We believe this constructive domestic GDP outlook will remain supportive, but not greatly beneficial, to the net income of the banking entities. We estimate French GDP to be 1.1% and 1.0%, for 2016 and 2017 respectively. Furthermore, political risk, we estimate will affect all French banks, and is likely to come to the fore in pre-election discussions starting 2017. Despite, the slower than expected growth in France over the last year. The four main French banks have showed solid and rather resilient results, in Q2 2016. Operating income continues to remain solid and increasing. As with numerous Europe peers though, litigation charges and levy requirements (see below) continue to add headwinds.
European Commission: Levies
In October 2010, the European Commission (2010a, 2010b) evaluated options regarding the introduction of a harmonized Financial Sector Taxation framework. Among these options, the European Commission considered a Financial Activities Tax.

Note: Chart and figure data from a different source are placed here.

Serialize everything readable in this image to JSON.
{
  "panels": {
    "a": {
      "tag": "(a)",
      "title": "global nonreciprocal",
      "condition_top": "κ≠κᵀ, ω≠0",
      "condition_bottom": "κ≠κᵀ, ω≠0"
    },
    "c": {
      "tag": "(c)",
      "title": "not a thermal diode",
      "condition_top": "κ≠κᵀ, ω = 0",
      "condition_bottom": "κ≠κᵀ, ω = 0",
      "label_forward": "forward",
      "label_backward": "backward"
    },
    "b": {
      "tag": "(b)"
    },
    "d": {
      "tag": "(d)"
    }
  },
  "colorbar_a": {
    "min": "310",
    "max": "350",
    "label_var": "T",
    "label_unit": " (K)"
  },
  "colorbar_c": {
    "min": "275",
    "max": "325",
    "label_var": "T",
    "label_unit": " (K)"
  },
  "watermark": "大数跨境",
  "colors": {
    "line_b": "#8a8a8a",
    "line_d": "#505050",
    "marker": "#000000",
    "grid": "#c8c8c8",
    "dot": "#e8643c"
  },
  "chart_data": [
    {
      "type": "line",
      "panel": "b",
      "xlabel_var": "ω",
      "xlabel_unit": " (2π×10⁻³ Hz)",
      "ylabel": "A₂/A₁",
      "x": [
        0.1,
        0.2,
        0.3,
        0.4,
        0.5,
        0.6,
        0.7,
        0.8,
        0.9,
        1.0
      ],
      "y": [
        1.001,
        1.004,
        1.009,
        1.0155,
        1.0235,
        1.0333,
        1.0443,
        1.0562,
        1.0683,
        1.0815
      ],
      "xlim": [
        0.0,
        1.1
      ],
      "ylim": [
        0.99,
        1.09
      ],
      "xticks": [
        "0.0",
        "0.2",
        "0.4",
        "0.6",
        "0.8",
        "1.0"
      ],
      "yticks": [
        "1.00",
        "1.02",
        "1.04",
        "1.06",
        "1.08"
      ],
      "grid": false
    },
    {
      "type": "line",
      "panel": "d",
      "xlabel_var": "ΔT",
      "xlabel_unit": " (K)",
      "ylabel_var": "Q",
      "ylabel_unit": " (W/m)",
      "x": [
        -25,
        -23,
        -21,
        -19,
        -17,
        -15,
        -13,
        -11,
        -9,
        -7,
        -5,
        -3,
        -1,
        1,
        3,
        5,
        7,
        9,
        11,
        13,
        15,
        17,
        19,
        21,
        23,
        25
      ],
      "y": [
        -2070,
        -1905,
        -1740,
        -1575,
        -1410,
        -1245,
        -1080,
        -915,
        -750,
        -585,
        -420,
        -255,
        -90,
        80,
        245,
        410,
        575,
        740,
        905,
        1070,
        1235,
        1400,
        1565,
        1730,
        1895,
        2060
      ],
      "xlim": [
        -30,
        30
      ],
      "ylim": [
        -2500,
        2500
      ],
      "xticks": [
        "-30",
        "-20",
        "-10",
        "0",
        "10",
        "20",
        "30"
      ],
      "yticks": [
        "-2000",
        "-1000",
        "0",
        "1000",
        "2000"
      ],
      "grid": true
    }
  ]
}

Source: European Commission
Overall, French bank debt has performed well over 2016, driven by capitalisation and the tightening of the European non-financial curve. French banks have shown that they can build returns in tougher financial conditions and look a steady source of returns in the face of fluctuating bank performance across Europe.
Trade Ideas For senior preferred debt, we favour BNP Paribas over Crédit Agricole until the end of year. On a relative basis BNP Paribas has continued its strong normalised return on equity since 2015, and maintains a stable net revenue stream. Meanwhile, Crédit Agricole continues to have a cost/income ratio consistently higher to its French peers. Accompanying this, on a relative basis, BNP Paribas will also require an extra 100bps of CET1 capital (due to GSIB its higher bucket), furthering protecting senior preferred debt. We therefore believe a divergence in senior preferred debt could begin to emerge for the two names.